Aunque actualmente el problema sanitario, de higiene y salud es uno de los principales que tiene el devastado país, para este trabajador de Cruz Roja «la mayor dificultad» a la que se enfrenta la isla caribeña «es la inestabilidad que vive a todos los niveles, «esa falta de coordinación y de saber hacia donde van. Haití lleva tres meses sumergida en un proceso electoral que debía haber sido rápido y que aún no se sabe por dónde va a salir». Una de las consecuencias palpables de esa falta de coordinación se observa en el hecho de que, pese a que son más de 10.000 ONG las que trabajan en la zona, «los resultados no son tan tangibles como nosotros quisiéramos». Otra consecuencia tiene que ver con la ayuda bilateral, ya que la inestabilidad política ha impedido que haya llegado al país todas las ayudas comprometidas por otros gobiernos.

Cruz Roja Española está gestionando actualmente 21 campos de desplazados en Puerto Príncipe donde viven alrededor de unas 90.000 personas. «Gestionamos colegios y otros centros educativos, asociaciones y parroquias y trabajamos con ellos en función de sus necesidades», explica García Hernández.

Cuatro palos y un toldo

La situación no ha cambiado mucho un año después de la catástrofe. A pesar de los esfuerzos de las instituciones humanitarias, un millón de personas afectadas por el terremoto continúan viviendo en campamentos bajo cuatro palos y un toldo. El principal desafío al que se enfrenta la reconstrucción de este país —otro de los pilares en el que trabaja Cruz Roja, además del sanitario— es la legislación sobre la propiedad de la tierra, la mayoría en manos del Gobierno, lo que dificulta la construcción de viviendas para las víctimas. Como consecuencia, «están viviendo en chabolas. Sus condiciones de vida son muy duras y complicadas».

Y una vez más, como ocurre en todas las catástrofes, mujeres, niños, mayores y personas con algún discapacidad son los principales damnificados.
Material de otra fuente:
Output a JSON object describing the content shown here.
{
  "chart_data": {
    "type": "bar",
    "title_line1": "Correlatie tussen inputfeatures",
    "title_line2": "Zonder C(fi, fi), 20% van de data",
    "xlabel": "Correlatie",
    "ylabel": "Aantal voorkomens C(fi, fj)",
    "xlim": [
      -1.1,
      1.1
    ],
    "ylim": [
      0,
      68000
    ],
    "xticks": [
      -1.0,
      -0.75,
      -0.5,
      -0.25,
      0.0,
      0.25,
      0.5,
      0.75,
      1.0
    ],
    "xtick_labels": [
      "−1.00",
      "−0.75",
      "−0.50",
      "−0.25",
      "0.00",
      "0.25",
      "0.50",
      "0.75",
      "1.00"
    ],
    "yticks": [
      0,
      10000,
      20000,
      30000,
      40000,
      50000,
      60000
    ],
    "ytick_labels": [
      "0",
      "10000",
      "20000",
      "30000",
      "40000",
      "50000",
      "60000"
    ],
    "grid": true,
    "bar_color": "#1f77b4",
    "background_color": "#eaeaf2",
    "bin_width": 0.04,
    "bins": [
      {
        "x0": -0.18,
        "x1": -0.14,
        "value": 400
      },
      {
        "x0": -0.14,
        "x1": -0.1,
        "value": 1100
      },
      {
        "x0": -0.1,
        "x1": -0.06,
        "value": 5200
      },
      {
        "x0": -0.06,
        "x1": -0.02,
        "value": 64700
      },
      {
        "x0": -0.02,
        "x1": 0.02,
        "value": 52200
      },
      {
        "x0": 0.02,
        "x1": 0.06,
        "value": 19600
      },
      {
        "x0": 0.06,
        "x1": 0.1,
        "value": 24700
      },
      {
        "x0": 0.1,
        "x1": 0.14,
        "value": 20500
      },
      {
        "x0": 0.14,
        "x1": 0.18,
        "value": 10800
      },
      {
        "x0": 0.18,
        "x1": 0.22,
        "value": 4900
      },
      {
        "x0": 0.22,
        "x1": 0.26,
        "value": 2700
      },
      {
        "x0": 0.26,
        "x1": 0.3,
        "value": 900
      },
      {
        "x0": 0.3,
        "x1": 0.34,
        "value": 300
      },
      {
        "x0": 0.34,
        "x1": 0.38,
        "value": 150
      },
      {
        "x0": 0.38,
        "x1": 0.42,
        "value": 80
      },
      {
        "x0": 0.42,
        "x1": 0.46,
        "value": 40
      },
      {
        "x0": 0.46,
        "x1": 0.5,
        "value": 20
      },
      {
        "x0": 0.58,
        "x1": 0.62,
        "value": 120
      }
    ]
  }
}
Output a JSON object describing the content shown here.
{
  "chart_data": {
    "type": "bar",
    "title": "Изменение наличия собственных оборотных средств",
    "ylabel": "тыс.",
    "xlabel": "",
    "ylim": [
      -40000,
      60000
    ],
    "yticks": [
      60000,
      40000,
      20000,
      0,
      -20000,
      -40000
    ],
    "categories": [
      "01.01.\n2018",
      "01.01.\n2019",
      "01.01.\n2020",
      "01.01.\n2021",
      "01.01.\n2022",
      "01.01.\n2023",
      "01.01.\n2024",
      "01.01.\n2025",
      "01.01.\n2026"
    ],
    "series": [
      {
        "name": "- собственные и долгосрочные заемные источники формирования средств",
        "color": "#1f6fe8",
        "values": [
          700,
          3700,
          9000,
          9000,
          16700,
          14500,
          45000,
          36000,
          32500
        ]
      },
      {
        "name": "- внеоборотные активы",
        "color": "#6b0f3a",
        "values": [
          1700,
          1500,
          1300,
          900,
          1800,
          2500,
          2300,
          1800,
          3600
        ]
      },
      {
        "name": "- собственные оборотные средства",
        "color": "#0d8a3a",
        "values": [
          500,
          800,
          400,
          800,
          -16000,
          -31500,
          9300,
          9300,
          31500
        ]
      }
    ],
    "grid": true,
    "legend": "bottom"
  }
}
No obstante, el director del Plan de Salud y Socorros considera que para analizar la verdadera situación del país, «hay que reflexionar un poco desde donde se partía», ya que antes de que sufriera el terrible seismo, Haití ya era el país más pobre de América, con unos índices de desarrollo muy similares a algunos países africanos y con «debilidades» a todos los niveles: salud, higiene, gobierno... «Si a esa situación ya de por si problemática se suma un devastador terremoto, una tormenta tropical y una epidemia de cólera nos encontramos con la situación que ahora tenemos: verdaderamente preocupante».

Pero a pesar de que sus palabras suenan pesimistas, sigue confiando en que la población haitiana va a salir adelante: «Es gente muy emprendedora, que le gusta mucho trabajar», subraya cuando se le pregunta qué diferencia existe entre este país y otros del Tercer Mundo —desde que en 1994 comenzara a trabajar en Cruz Roja de Salamanca Ángel García ha participado en proyectos de desarrollo en Honduras, Colombia y Timor Oriental—. No obstante, es realista y sabe que «un país que lleva 30 años de pobreza histórica» no va a solucionar sus problemas en un año. «Con Haití no estamos hablando ni de meses ni de años, sino de décadas de trabajo». Algo para lo que cree imprescindible «que la comunidad internacional no se olvide del país».